Vorstellung und Kritik unterschiedlicher Grundsicherungsmodelle:
In allen Parteien werden Existenzgeldmodelle diskutiert. Worauf
zielen diese verschiedenen Modelle ab und würde sich die Situation
bei einem Existenzgeld auf niedrigem Niveau nicht sogar noch verschlechtern?
Die Situation von Flüchtlingen und MigrantInnen:
Wie werden hier im Augenblick Zahlungen verweigert und ist die
Forderung nach Existenzgeld aus der Sicht von MigrantInnengruppen
überhaupt zu begrüßen - schließlich bleibt
die Zahlung auf die EU oder einzelne Mitgliedsstaaten beschränkt?
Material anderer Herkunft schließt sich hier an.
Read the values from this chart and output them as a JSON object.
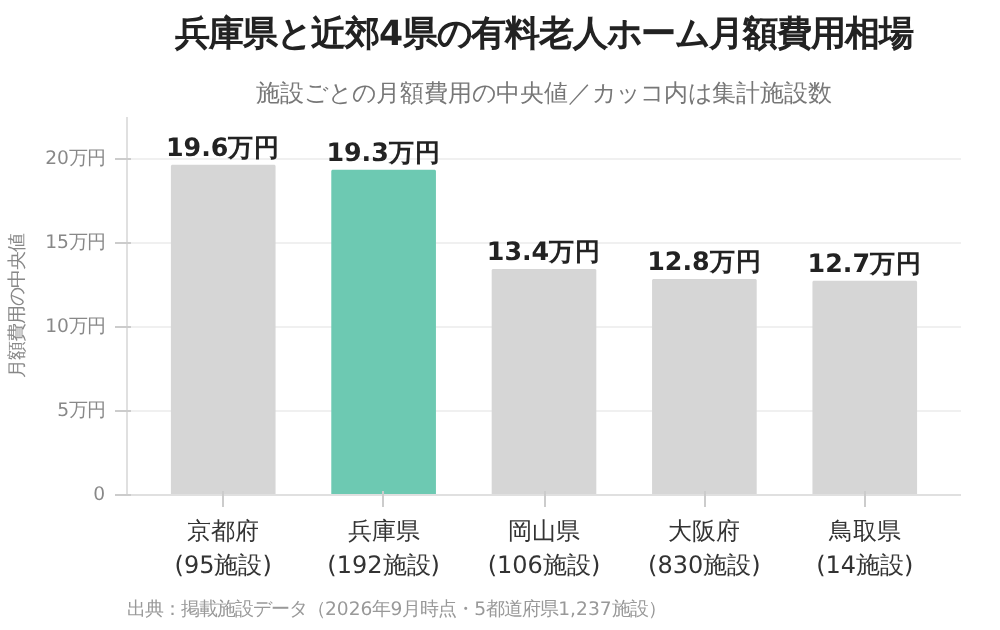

Was bedeutet die Verteidigung der sozialen Standards für die
Unterklassen im Süden und Osten?
Europäische Diskussion über Forderungen in den jeweiligen
Ländern:
In anderen Ländern der EU spielt das Existenzgeld in der Diskussion
kaum eine Rolle. Welche anderen Forderungen gibt es und wieso ist
beispielsweise in Frankreich vor allem der Mindestlohn in der Debatte?
Was würde das Existenzgeld für Osteuropa bedeuten?
Das Ende der Gewerkschaften:
Der italienische Postfordismus-Theoretiker Revelli behauptet, daß
sich die Gewerkschaften auflösen. Warum ist das so und wo kann
Klassenwiderstand dann organisiert werden?